23 Kasım 2010

YE, DUA ET, SEV

Her zaman önce kitabı okuyup sonra filmine gitmeyi tercih ederim. Filmi önce gördüysem kitabı okuyamam sanki. Mesela  Umberto Eco'nun "Gülün Adı" önce okudum ama sonra film de tatmin etmisti beni, çok boşluk kalmamıştı. Thomas Hardy'den "Tess" roman çok etkilemişti mesela resmen okurken sarsılmıştım, sonra filmde Nastasia Kinski oynamıştı, çok net hatırlamıyorum ama sanki roman kadar sarsmamıştı  beni. Sonra Isabel Allende'nin "Ruhlar Evi" kitabından önce filmini görmüştüm, M.Streep, G.Close, A.Banderas ve J.Irons gibi ustalarla çevrilmiş ve hepsinin döktürdüğü muhteşem bir filmdi bence ama sonra kitabı okuyamadım. Yani herşeyi görünce hayal edemiyorsunuz. Bildiğiniz satırları, dialogları okuyamıyorsun sanki. Şimdi bu kitap için de aynı şey oldu yine önce kitabı okudum, hayal ettim, birçok konularda (İtalya'ya gitme orası ile ilgili hisler ve yorumlar, sonra Hindistan'a gitme ve orası ile ilgili hisler ve yorumlar) benim de başıma geldiği için belki de çok keyifle okudum, yani sular seller gibi okunacak ve sonunda yüzünde hoş bir tebessüm kalacak bir kitapdı, eğlenceli, hafif, oyalayıcı. Ama film hayal kırıklığına uğrattı beni. Acaba DVD den izledim diye mi, bozuk muydu, kesik miydi anlamadım, hiçbir bağlantı yapmadan hoop diye İtalya hoop diye Hindistan, Bali falan hiçbirşey anlamadım. Neyse kitap beni doyurduğu için tatlı J.Roberts ile karizmatik J.Bardem'i izlemek ayrıca bir hoşluktu. Kitapdaki bazı cümlelerin de altını çize çize okudum; 
"Bazen aşk için dengeyi kaybetmek, dengeli bir hayatın bir parçasıdır".

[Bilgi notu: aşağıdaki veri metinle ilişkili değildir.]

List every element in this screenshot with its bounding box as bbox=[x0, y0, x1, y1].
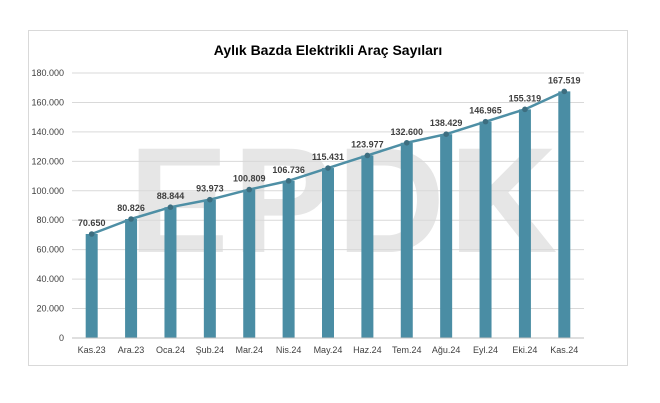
y-tick-label: 20.000 bbox=[36, 304, 64, 314]
y-tick-label: 120.000 bbox=[31, 156, 64, 166]
data-label: 115.431 bbox=[312, 152, 344, 162]
bar bbox=[125, 219, 138, 338]
chart-title: Aylık Bazda Elektrikli Araç Sayıları bbox=[213, 42, 443, 58]
bars bbox=[85, 91, 571, 339]
bar bbox=[518, 109, 531, 339]
y-tick-label: 140.000 bbox=[31, 127, 64, 137]
bar bbox=[203, 199, 216, 338]
y-tick-label: 180.000 bbox=[31, 68, 64, 78]
line-point bbox=[443, 131, 449, 138]
x-tick-label: Haz.24 bbox=[353, 345, 382, 355]
bar bbox=[164, 207, 177, 338]
line-point bbox=[246, 186, 253, 193]
data-label: 93.973 bbox=[196, 184, 224, 194]
data-label: 138.429 bbox=[430, 118, 463, 128]
watermark-text: EPDK bbox=[129, 116, 562, 284]
line-point bbox=[403, 139, 410, 146]
bar bbox=[361, 155, 374, 338]
x-tick-label: May.24 bbox=[314, 345, 343, 355]
line-point bbox=[207, 196, 213, 203]
data-label: 155.319 bbox=[509, 93, 542, 103]
y-tick-label: 80.000 bbox=[36, 215, 64, 225]
x-tick-label: Mar.24 bbox=[235, 345, 263, 355]
x-tick-label: Şub.24 bbox=[196, 345, 225, 355]
x-tick-label: Eki.24 bbox=[512, 345, 537, 355]
bar bbox=[479, 121, 492, 339]
data-label: 70.650 bbox=[78, 218, 106, 228]
y-tick-label: 0 bbox=[59, 333, 64, 343]
line-point bbox=[167, 204, 174, 211]
line-point bbox=[364, 152, 371, 159]
axes: 0 20.000 40.000 60.000 80.000 100.000 120.000 1… bbox=[31, 68, 584, 355]
data-label: 88.844 bbox=[157, 191, 185, 201]
x-tick-label: Tem.24 bbox=[392, 345, 422, 355]
x-tick-label: Kas.23 bbox=[78, 345, 106, 355]
line-point bbox=[325, 165, 331, 171]
x-tick-label: Oca.24 bbox=[156, 345, 185, 355]
data-label: 146.965 bbox=[469, 106, 502, 116]
data-label: 106.736 bbox=[272, 165, 305, 175]
bar bbox=[322, 168, 334, 338]
bar bbox=[282, 180, 295, 338]
x-tick-label: Eyl.24 bbox=[473, 345, 498, 355]
data-label: 132.600 bbox=[390, 127, 423, 137]
bar bbox=[440, 134, 453, 338]
line-point bbox=[522, 106, 528, 113]
bar bbox=[558, 91, 571, 338]
line-point bbox=[128, 216, 134, 222]
y-tick-label: 60.000 bbox=[36, 245, 64, 255]
x-tick-label: Ağu.24 bbox=[432, 345, 461, 355]
line-point bbox=[482, 118, 489, 125]
y-tick-label: 40.000 bbox=[36, 274, 64, 284]
line-point bbox=[88, 231, 95, 237]
y-tick-label: 160.000 bbox=[31, 97, 64, 107]
bar bbox=[85, 233, 98, 338]
watermark: EPDK bbox=[129, 116, 562, 284]
x-tick-label: Ara.23 bbox=[118, 345, 145, 355]
data-labels: 70.650 80.826 88.844 93.973 100.809 106.736 11… bbox=[78, 75, 581, 228]
data-label: 167.519 bbox=[548, 75, 581, 85]
bar bbox=[400, 142, 413, 338]
line-point bbox=[285, 178, 292, 184]
trend-line bbox=[88, 88, 568, 237]
data-label: 80.826 bbox=[117, 203, 145, 213]
bar bbox=[243, 189, 256, 338]
x-tick-label: Nis.24 bbox=[276, 345, 302, 355]
line-point bbox=[561, 88, 568, 95]
x-tick-label: Kas.24 bbox=[550, 345, 578, 355]
data-label: 123.977 bbox=[351, 139, 384, 149]
data-label: 100.809 bbox=[233, 174, 266, 184]
y-tick-label: 100.000 bbox=[31, 186, 64, 196]
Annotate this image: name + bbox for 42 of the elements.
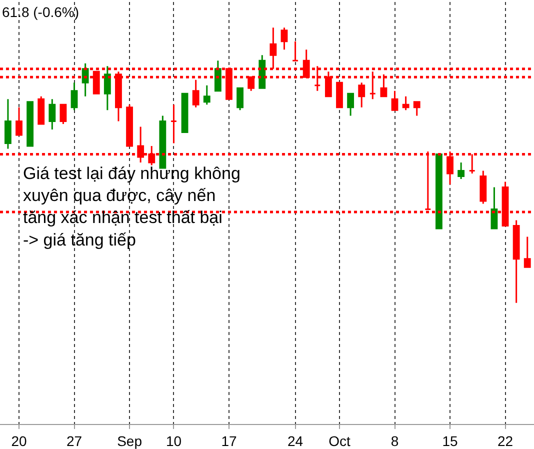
candlestick (70, 82, 78, 111)
candlestick (347, 92, 354, 116)
x-tick-label: 10 (166, 432, 182, 449)
candlestick (336, 82, 343, 108)
candlestick (490, 186, 498, 230)
candlestick (258, 54, 266, 89)
candlestick (126, 104, 133, 147)
x-tick-label: 27 (66, 432, 82, 449)
candlestick (214, 60, 222, 92)
candlestick (16, 106, 22, 136)
candlestick (170, 104, 178, 144)
candlestick (48, 98, 56, 130)
x-tick-label: Sep (117, 432, 142, 449)
x-tick-label: 17 (221, 432, 237, 449)
candlestick (4, 98, 12, 150)
candlestick (236, 87, 244, 111)
candlestick (192, 79, 200, 108)
annotation: Giá test lại đáy nhưng không xuyên qua được, cây nến tăng xác nhận test thất bại -> giá tăng tiếp (23, 164, 240, 250)
candlestick (358, 82, 366, 108)
candlestick (280, 26, 288, 50)
candlestick (292, 40, 299, 62)
candlestick (413, 101, 420, 116)
candlestick (512, 220, 520, 304)
candlestick (26, 101, 34, 147)
candlestick (203, 84, 210, 106)
candlestick (181, 92, 188, 133)
candlestick (402, 96, 410, 111)
candlestick (436, 153, 442, 230)
candlestick (480, 170, 487, 205)
x-tick-label: Oct (328, 432, 350, 449)
candlestick (524, 236, 531, 268)
x-tick-label: 8 (390, 432, 399, 449)
candlestick (391, 90, 398, 111)
x-tick-label: 22 (497, 432, 514, 449)
candlestick (38, 96, 45, 125)
candlestick (104, 65, 111, 111)
candlestick (458, 162, 465, 180)
text: 61.8 (-0.6%) (2, 4, 80, 20)
candlestick (60, 104, 67, 125)
x-tick-label: 20 (11, 432, 28, 449)
x-tick-label: 15 (442, 432, 458, 449)
x-tick-label: 24 (288, 432, 304, 449)
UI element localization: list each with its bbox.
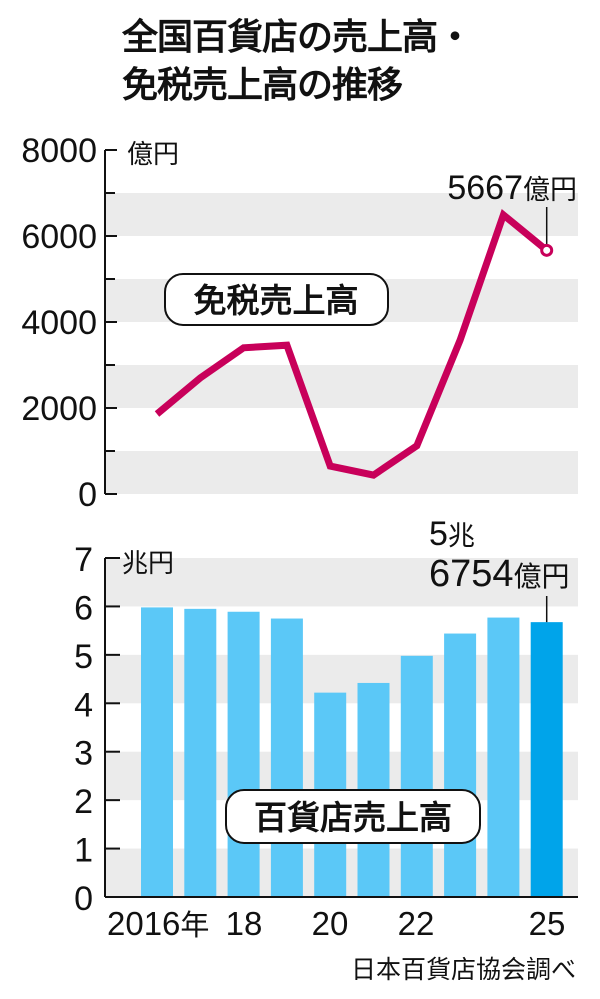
y-tick-label: 0 [78, 476, 97, 514]
y-unit-label: 兆円 [122, 549, 174, 579]
x-tick-label: 2016年 [107, 905, 209, 942]
bar [141, 607, 173, 897]
series-label-box [164, 273, 389, 326]
y-tick-label: 7 [74, 541, 93, 579]
bar [184, 608, 217, 897]
y-tick-label: 2000 [21, 390, 97, 428]
annotation-label-line1: 5兆 [429, 515, 475, 553]
annotation-label: 5667億円 [447, 169, 577, 207]
series-label-box [225, 789, 481, 844]
source-note: 日本百貨店協会調べ [350, 955, 576, 984]
bar-highlight [530, 622, 563, 897]
x-tick-label: 22 [398, 905, 435, 942]
series-label: 百貨店売上高 [254, 798, 452, 837]
x-tick-label: 18 [226, 905, 263, 942]
y-tick-label: 8000 [21, 132, 97, 170]
grid-band [105, 558, 578, 607]
y-tick-label: 0 [74, 880, 93, 918]
y-tick-label: 1 [74, 832, 93, 870]
grid-band [105, 365, 578, 408]
y-tick-label: 2 [74, 783, 93, 821]
data-line [154, 209, 549, 479]
x-tick-label: 25 [529, 905, 566, 942]
bar [227, 611, 260, 897]
chart-title: 全国百貨店の売上高・ 免税売上高の推移 [122, 14, 473, 110]
y-tick-label: 3 [74, 735, 93, 773]
y-tick-label: 5 [74, 638, 93, 676]
bar [400, 655, 433, 897]
y-tick-label: 6000 [21, 218, 97, 256]
y-tick-label: 6 [74, 589, 93, 627]
bar [444, 633, 477, 897]
bar [487, 617, 520, 897]
y-unit-label: 億円 [127, 140, 179, 170]
endpoint-marker [540, 243, 554, 257]
grid-band [105, 451, 578, 494]
annotation-label-line2: 6754億円 [429, 553, 570, 595]
x-tick-label: 20 [312, 905, 349, 942]
chart-title-line2: 免税売上高の推移 [122, 65, 403, 106]
y-tick-label: 4000 [21, 304, 97, 342]
y-tick-label: 4 [74, 686, 93, 724]
chart-title-line1: 全国百貨店の売上高・ [122, 17, 473, 58]
series-label: 免税売上高 [194, 281, 359, 320]
bar [270, 618, 303, 897]
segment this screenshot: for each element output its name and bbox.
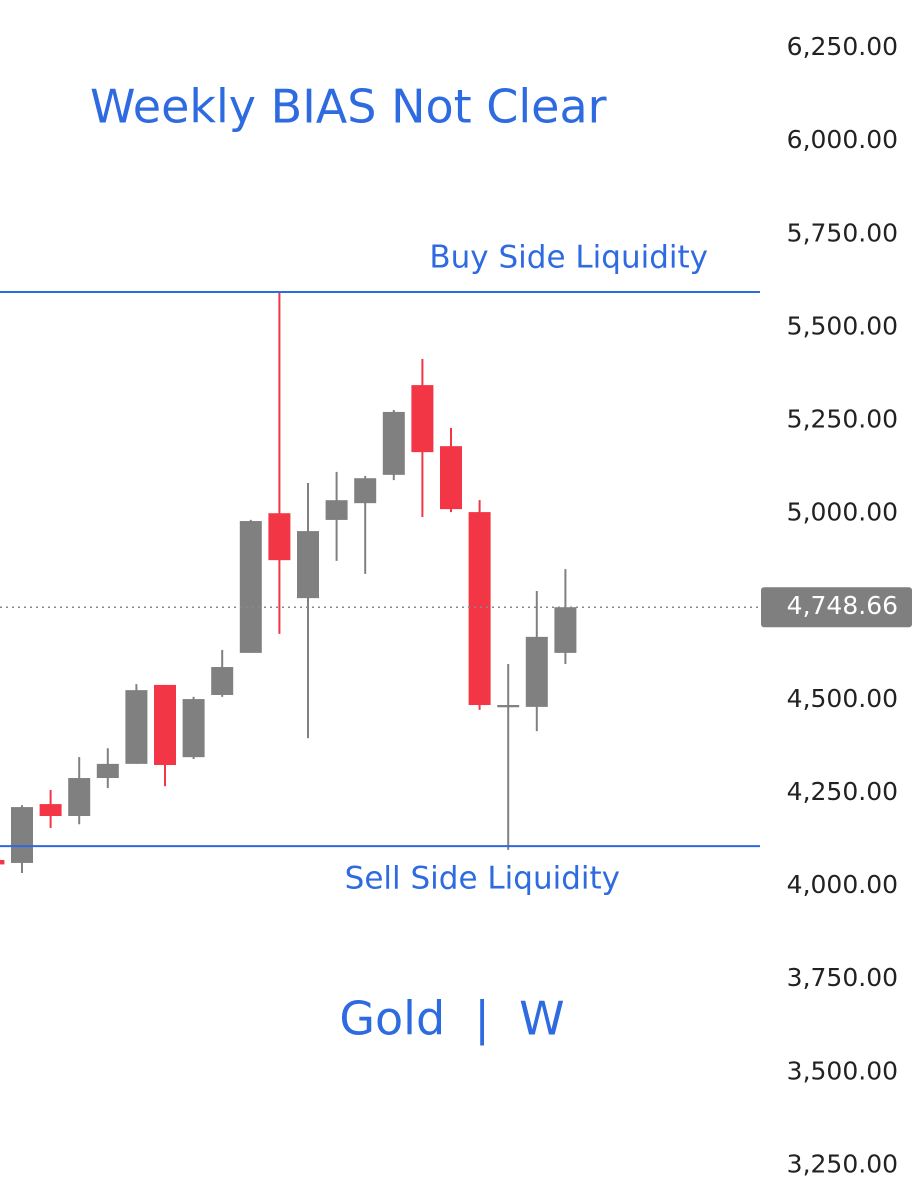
candle-body — [182, 699, 205, 758]
y-tick-label: 3,500.00 — [787, 1056, 898, 1085]
candle-body — [68, 778, 91, 817]
candle-body — [39, 804, 62, 817]
candle-body — [0, 859, 5, 865]
candle-body — [297, 531, 319, 599]
y-tick-label: 6,000.00 — [787, 125, 898, 154]
y-tick-label: 4,500.00 — [787, 684, 898, 713]
candle-body — [239, 521, 262, 653]
last-price-box — [761, 587, 912, 628]
candle-body — [154, 684, 176, 765]
candle-body — [440, 446, 462, 510]
chart-title: Weekly BIAS Not Clear — [90, 80, 607, 134]
candle-body — [554, 607, 577, 653]
y-tick-label: 6,250.00 — [787, 32, 898, 61]
y-tick-label: 3,750.00 — [787, 963, 898, 992]
y-tick-label: 3,250.00 — [787, 1149, 898, 1178]
candle-body — [354, 478, 377, 504]
candle-body — [382, 411, 405, 475]
candle-body — [268, 513, 291, 561]
candle-body — [11, 807, 33, 863]
y-tick-label: 4,250.00 — [787, 777, 898, 806]
candle-body — [468, 512, 491, 706]
candle-body — [411, 385, 434, 453]
y-tick-label: 5,000.00 — [787, 498, 898, 527]
y-tick-label: 4,000.00 — [787, 870, 898, 899]
candle-body — [211, 667, 234, 695]
candle-body — [125, 690, 148, 764]
level-label: Buy Side Liquidity — [429, 239, 708, 275]
candle-body — [497, 705, 520, 708]
y-tick-label: 5,500.00 — [787, 311, 898, 340]
y-tick-label: 5,250.00 — [787, 404, 898, 433]
last-price-label: 4,748.66 — [787, 591, 898, 620]
level-label: Sell Side Liquidity — [345, 861, 620, 897]
candle-body — [96, 763, 119, 779]
chart-subtitle: Gold | W — [339, 992, 564, 1047]
candle-body — [325, 500, 348, 520]
candle-body — [525, 636, 548, 707]
y-tick-label: 5,750.00 — [787, 218, 898, 247]
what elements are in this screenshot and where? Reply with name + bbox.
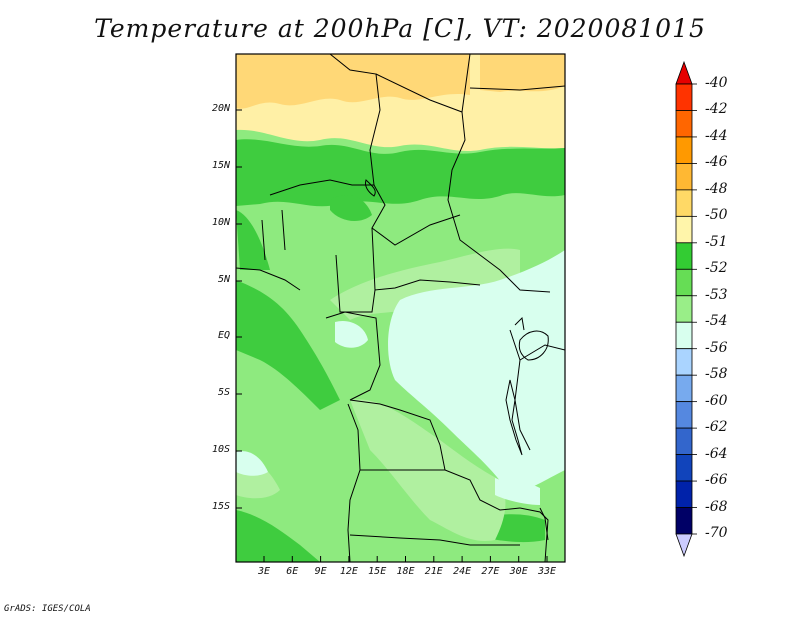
- colorbar-label: -60: [705, 392, 728, 409]
- colorbar-swatch: [675, 321, 693, 350]
- colorbar-label: -46: [705, 154, 728, 171]
- colorbar-swatch: [675, 83, 693, 111]
- colorbar-swatch: [675, 242, 693, 270]
- lon-label: 27E: [481, 566, 500, 577]
- colorbar-swatch: [675, 507, 693, 535]
- colorbar-label: -64: [705, 445, 728, 462]
- colorbar: [675, 60, 697, 558]
- colorbar-swatch: [675, 454, 693, 482]
- lon-label: 9E: [314, 566, 327, 577]
- lon-label: 15E: [368, 566, 387, 577]
- colorbar-top-arrow: [675, 60, 693, 85]
- colorbar-label: -51: [705, 233, 728, 250]
- lon-label: 3E: [257, 566, 271, 577]
- colorbar-swatch: [675, 215, 693, 244]
- colorbar-bottom-arrow: [675, 533, 693, 558]
- page-title: Temperature at 200hPa [C], VT: 202008101…: [94, 14, 706, 43]
- credit-text: GrADS: IGES/COLA: [4, 604, 91, 614]
- lon-ticks: [263, 556, 548, 562]
- lat-label: 10N: [211, 217, 230, 228]
- colorbar-label: -44: [705, 127, 728, 144]
- colorbar-swatch: [675, 427, 693, 455]
- colorbar-label: -48: [705, 180, 728, 197]
- colorbar-swatch: [675, 401, 693, 429]
- lat-label: 10S: [211, 444, 230, 455]
- colorbar-swatch: [675, 268, 693, 297]
- colorbar-label: -52: [705, 260, 728, 277]
- colorbar-swatch: [675, 374, 693, 403]
- lat-label: 15N: [211, 160, 230, 171]
- colorbar-swatch: [675, 480, 693, 508]
- colorbar-label: -54: [705, 313, 728, 330]
- colorbar-label: -66: [705, 472, 728, 489]
- colorbar-label: -70: [705, 525, 728, 541]
- lat-label: 20N: [211, 103, 230, 114]
- colorbar-label: -56: [705, 339, 728, 356]
- colorbar-swatch: [675, 348, 693, 376]
- colorbar-label: -53: [705, 286, 728, 303]
- lon-label: 6E: [286, 566, 299, 577]
- colorbar-swatch: [675, 136, 693, 164]
- colorbar-label: -58: [705, 366, 728, 383]
- lat-label: 15S: [211, 501, 230, 512]
- lat-label: 5S: [217, 387, 230, 398]
- lat-label: EQ: [217, 330, 230, 341]
- lakes: [365, 179, 549, 541]
- colorbar-swatch: [675, 110, 693, 138]
- colorbar-swatch: [675, 189, 693, 217]
- colorbar-swatch: [675, 163, 693, 191]
- lon-label: 30E: [509, 566, 528, 577]
- colorbar-label: -62: [705, 419, 728, 436]
- lon-label: 33E: [537, 566, 557, 577]
- lon-label: 24E: [453, 566, 472, 577]
- colorbar-label: -42: [705, 101, 728, 118]
- lat-label: 5N: [217, 274, 230, 285]
- lon-label: 21E: [424, 566, 443, 577]
- map-frame: [235, 53, 566, 563]
- lon-label: 12E: [339, 566, 358, 577]
- lon-label: 18E: [396, 566, 415, 577]
- colorbar-label: -50: [705, 207, 728, 224]
- colorbar-label: -68: [705, 498, 728, 515]
- colorbar-label: -40: [705, 75, 728, 91]
- lat-ticks: [236, 109, 242, 509]
- colorbar-swatch: [675, 295, 693, 323]
- temperature-field: [236, 54, 565, 562]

"Bali inancına göre çocuk anne karnındayken, dört kardeşi de orada onunladır; plasentada, su kesesinde, göbek kordonunda ve doğmamış bebeğin cildini koruyan sarı, yapışkan sıvıda bulunurlar. Bu dört kardeş, bir insanın hayatta güvende ve mutlu hissetmesi için gerek duyduğu dört erdemin yerine geçer. Akıl, arkadaşlık, güç ve şiirsellik. Öldüğünüz zaman bu dört kardeş ruhunuzu toplayıp sizi cennete götürür."
"Evlilik iki insanı birbirine bağlayan bir ameliyat, boşanma da iyileşmeleri uzun zaman alan kol ya da bacağın kesilmesi durumudur. Evli olduğun süre ne kadar uzun olursa ya da kesik ne kadar şiddetli hissedilirse, iyileşmek de o kadar zaman alır."
"Kader de bir ilişkidir - ilahi güç ve kişisel çaba arasında bir oyundur. Yarısının kontrolü senin elindeyse, diğer yarısınınki değildir ve hareketlerin bu sonucu dengeler. Hayatlarımızı tıpkı iki bacağını da ayrı ayrı iki atın üzerine atan sirk oyuncuları gibi geçiriyoruz - bir ayak "kader" denilen atın üzerinde, diğer ayak da "özgür irade" denilen atın üzerindedir. Hergün sorman gereken, "Hangi at hangisidir?". Hangi at kontrolümde olmadığı için endişelenmeli ve hangi atı dikkatimi toplayarak kontrol altına almalıyım?."
"Zihnin dinlenme mekanı kalptir. Zihnin bütün gün yaptığı tek şey zilleri çalmak, gürültü çıkarmak ve tartışmalara neden olmaktır ve onun tek arzuladığı sukunettir. Zihnin huzuru bulacağı tek yer ise kalbin sessizliğidir. Senin gitmen gereken yer işte tam orası kalbin."
İşte kitap okumanın ayrıcalığı, böyle ince ince noktalar, satırlar, cümleler bir yerlerine dokunuyor etkiliyor, aklında kalıyor insanın.